2008-04-10

Tracking Power Generation in Ontario

An excellent site showing the electrical generation in Ontario is www.ieso.ca

They provide a metric dung load of information on:
  1. %-age generation by type (hydro, nuclear, gas, coal, etc)

  2. Maps showing where all the generating plants are (pdf, page 14)

  3. %-age consuption by consumer group (home, business, industrial)

  4. Seasonal peak consuptions and average demand by city

  5. Historical top-20 peak daysGenerator availability plant-by-plant, day-by-day (2008-04-01)
And the awesomest demonstration of why the internet was invented: Live graphs of today's projected and actual electrical consuption!!!

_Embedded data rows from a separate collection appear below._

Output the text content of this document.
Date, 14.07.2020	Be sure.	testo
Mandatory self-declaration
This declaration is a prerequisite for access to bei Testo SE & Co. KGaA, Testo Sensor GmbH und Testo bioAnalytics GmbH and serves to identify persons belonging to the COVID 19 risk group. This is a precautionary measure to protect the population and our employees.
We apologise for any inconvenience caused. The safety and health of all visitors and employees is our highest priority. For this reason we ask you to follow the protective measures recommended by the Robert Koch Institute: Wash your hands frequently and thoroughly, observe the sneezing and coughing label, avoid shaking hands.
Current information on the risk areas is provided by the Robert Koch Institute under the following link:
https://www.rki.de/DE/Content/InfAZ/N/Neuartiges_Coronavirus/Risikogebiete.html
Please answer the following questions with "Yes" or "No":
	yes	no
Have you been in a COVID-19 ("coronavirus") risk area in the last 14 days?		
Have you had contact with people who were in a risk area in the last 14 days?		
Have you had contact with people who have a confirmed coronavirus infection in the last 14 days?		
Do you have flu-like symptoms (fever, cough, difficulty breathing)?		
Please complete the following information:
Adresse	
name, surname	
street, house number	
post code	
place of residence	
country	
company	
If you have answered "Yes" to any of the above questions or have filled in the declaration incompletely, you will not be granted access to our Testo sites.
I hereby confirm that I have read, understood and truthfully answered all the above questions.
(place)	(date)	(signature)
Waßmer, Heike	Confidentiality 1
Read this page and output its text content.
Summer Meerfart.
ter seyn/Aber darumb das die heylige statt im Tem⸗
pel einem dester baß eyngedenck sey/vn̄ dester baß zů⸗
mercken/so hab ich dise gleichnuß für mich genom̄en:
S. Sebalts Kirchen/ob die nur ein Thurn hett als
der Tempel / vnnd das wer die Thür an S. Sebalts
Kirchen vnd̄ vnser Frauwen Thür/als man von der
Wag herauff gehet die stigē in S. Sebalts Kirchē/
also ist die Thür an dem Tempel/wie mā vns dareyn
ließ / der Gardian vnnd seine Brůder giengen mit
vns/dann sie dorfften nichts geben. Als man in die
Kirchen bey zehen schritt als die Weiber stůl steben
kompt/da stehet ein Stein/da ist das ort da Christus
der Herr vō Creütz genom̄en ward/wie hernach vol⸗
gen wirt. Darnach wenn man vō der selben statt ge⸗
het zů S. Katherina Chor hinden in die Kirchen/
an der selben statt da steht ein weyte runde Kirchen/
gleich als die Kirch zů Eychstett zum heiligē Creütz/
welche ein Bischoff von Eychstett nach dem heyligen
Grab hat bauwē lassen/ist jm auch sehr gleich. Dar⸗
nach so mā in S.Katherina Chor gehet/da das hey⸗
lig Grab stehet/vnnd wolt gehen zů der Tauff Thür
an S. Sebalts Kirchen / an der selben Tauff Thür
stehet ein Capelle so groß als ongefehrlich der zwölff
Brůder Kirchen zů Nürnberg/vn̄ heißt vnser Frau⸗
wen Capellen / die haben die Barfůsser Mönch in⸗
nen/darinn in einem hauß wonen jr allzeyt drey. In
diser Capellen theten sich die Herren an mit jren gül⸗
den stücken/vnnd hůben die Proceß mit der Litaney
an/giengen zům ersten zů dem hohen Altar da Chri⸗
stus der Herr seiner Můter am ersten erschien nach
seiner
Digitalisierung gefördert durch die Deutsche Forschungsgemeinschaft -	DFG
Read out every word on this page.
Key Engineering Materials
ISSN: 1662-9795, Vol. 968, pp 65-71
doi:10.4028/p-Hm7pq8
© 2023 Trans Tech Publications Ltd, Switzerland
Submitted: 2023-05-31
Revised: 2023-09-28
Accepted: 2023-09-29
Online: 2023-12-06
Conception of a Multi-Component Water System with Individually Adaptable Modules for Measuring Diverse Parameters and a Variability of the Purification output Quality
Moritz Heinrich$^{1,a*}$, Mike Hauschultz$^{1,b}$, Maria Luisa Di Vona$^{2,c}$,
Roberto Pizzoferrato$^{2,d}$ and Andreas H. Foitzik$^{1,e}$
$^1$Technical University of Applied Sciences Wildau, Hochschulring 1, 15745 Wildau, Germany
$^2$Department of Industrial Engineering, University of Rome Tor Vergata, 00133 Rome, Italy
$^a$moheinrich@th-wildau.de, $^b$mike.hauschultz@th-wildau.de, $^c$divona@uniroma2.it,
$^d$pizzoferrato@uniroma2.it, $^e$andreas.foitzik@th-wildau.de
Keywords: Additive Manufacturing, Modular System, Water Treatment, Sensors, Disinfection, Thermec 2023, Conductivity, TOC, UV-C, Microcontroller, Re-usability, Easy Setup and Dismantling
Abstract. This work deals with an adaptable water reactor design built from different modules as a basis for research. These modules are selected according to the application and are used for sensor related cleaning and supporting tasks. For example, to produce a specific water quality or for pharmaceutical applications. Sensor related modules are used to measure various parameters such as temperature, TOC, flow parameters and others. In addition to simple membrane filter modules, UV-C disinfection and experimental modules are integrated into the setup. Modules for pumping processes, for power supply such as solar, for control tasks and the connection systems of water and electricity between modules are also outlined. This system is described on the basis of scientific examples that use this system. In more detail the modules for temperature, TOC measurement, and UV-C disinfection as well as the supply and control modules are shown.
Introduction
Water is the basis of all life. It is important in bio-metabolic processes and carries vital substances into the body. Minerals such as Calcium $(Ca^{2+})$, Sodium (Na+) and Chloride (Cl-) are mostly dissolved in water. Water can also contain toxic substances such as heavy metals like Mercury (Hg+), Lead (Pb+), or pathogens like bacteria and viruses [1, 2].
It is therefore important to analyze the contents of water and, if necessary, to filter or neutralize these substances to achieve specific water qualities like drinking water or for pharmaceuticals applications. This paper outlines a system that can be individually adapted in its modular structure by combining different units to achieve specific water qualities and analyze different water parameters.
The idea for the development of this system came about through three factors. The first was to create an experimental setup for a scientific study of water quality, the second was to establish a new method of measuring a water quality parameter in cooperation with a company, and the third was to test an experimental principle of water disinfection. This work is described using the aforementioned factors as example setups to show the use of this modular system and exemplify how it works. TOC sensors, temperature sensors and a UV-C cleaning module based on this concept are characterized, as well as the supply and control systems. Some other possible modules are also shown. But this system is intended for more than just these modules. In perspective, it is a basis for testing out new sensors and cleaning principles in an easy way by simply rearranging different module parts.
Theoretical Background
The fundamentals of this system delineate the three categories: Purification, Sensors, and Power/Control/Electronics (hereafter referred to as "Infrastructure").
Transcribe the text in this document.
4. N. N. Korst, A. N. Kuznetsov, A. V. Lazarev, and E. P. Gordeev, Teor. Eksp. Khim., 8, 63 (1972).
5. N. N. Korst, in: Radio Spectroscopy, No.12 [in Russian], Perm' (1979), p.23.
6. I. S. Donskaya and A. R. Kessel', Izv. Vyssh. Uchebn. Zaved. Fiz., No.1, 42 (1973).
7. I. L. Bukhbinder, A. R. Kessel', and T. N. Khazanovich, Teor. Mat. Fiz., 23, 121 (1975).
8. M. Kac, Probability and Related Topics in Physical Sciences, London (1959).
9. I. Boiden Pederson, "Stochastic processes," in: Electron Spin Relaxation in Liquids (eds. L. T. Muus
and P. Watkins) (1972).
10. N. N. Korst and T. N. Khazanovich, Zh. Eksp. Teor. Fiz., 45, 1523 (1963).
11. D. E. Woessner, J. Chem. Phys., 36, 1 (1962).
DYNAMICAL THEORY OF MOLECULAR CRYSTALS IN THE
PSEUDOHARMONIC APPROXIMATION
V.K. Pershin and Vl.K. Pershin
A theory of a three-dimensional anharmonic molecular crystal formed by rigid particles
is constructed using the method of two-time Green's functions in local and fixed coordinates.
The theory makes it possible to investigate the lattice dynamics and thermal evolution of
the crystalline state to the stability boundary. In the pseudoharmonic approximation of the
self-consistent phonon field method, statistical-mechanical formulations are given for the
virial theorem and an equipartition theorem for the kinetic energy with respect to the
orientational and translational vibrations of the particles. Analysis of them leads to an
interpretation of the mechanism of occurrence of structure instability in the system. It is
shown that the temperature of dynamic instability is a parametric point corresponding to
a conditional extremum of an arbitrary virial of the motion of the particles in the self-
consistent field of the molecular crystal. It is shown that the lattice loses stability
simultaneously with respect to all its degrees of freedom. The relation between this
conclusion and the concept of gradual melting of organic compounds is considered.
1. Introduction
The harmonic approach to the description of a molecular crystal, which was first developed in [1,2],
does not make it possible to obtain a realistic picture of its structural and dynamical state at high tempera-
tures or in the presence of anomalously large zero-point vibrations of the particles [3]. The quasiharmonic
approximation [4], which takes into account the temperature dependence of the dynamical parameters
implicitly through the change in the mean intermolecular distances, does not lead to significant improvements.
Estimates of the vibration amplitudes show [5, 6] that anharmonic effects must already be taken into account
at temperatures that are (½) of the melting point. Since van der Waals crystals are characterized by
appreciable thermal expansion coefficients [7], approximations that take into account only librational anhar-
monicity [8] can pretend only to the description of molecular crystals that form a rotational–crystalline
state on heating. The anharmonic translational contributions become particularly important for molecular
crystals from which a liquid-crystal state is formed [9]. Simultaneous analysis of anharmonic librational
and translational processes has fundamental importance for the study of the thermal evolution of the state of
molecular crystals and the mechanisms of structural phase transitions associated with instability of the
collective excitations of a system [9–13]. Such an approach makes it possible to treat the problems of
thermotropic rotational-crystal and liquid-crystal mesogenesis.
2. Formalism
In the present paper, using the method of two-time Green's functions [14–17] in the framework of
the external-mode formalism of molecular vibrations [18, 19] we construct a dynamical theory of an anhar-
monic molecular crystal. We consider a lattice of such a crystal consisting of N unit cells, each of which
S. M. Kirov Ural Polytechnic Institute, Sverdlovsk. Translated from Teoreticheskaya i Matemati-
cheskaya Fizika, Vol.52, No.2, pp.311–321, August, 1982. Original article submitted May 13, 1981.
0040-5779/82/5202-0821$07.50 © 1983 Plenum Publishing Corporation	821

Interesting things one can gleam from the website:
  1. Ontario burns a lot of coal - 20.6% of total installed capacity - but plans exist to decommishon all coal by 2009
  2. Ontario has been exporting more power than it brings in over the past two years - but there is still tight dependance on US for even distribution
  3. There is a lot of nuclear that never turns off
  4. Winter peak electrical demand is 90% of summer peak demand
All in all, very educational



1 comment:

Anonymous said...

Can I suggest some changes to your graphs in the left-hand panel? I think bar graphs might be more appropriate for the km/tank and L/100km graphs.

Also the natural gas Net $/m3 graph - I'm not sure what you're trying to show there. Should the y-axis be in cents, not dollars? And why does the cost peak through the summer?